Web Release Date: January 11,
Flexibility of an Antibody Binding Site Measured with Photon Echo Spectroscopy
Departments of Chemistry and Molecular Biology, The Scripps Research Institute, 10550 N. Torrey Pines Rd., Maildrop CVN22, La Jolla, California 92037
Received: August 10, 2001
In Final Form: October 15, 2001
Abstract:
The lock-and-key and induced fit models of antigen binding by antibodies are topics of considerable importance to immunology and protein biochemistry in general.
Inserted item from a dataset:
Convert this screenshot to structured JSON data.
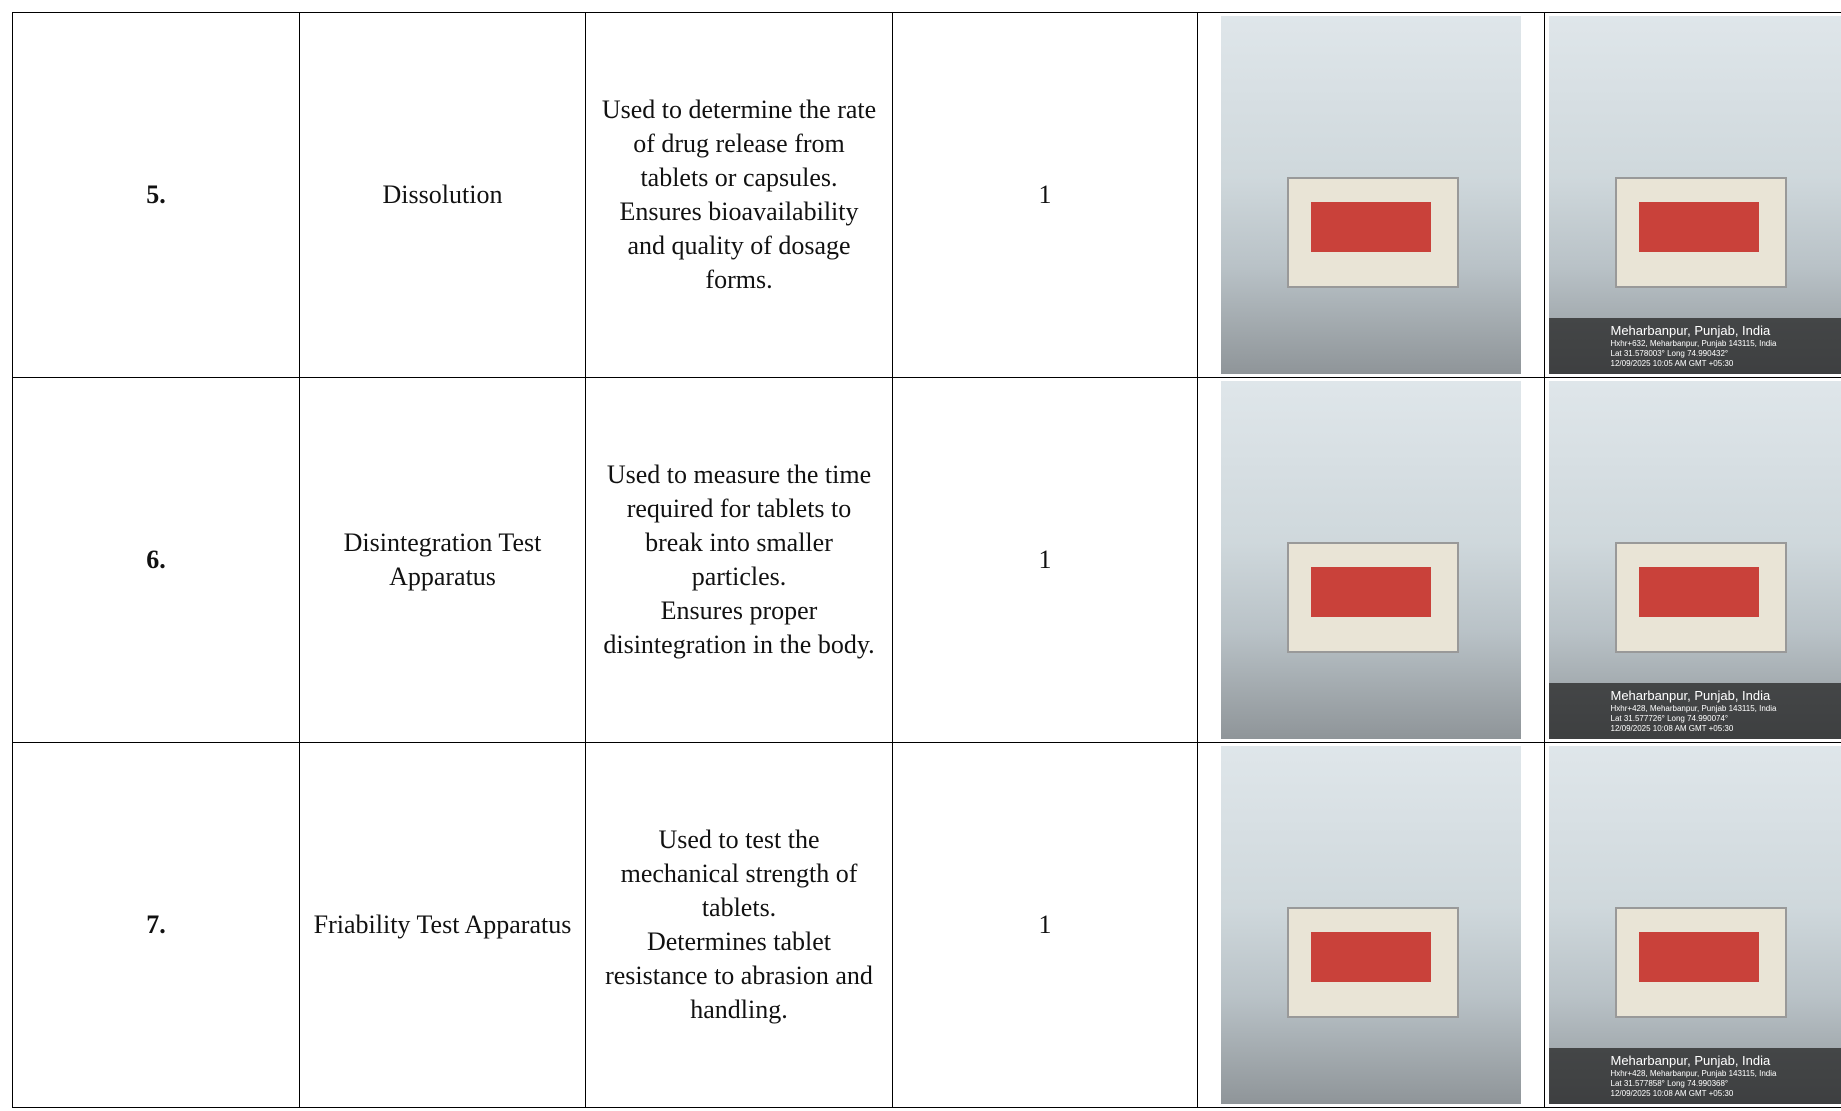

These models ascribe different degrees of flexibility to the antibody combining site and may therefore be distinguished by measuring the response of the protein to the force exerted by charge redistribution and structural reorganization of an optically excited antigen. Spectroscopic characterization of the magnitude and time scale of this protein reorganization is therefore a basis for comparing the flexibility of different antibodies. This approach is used to study a panel of antibodies elicited to the chromophoric antigen 8-methoxypyrene-1,3,6,trisulfonic acid. The reorganization energies of the chromophore-antibody complexes are determined and are found to be distributed over a wide range. Three pulse photon echo peak shift spectroscopy is used to measure the time scales of the reorganization process in one complex. The antibody motions occur on time scales ranging from 75 femtoseconds to 67 picoseconds. Structural origins of the observed protein motions are discussed.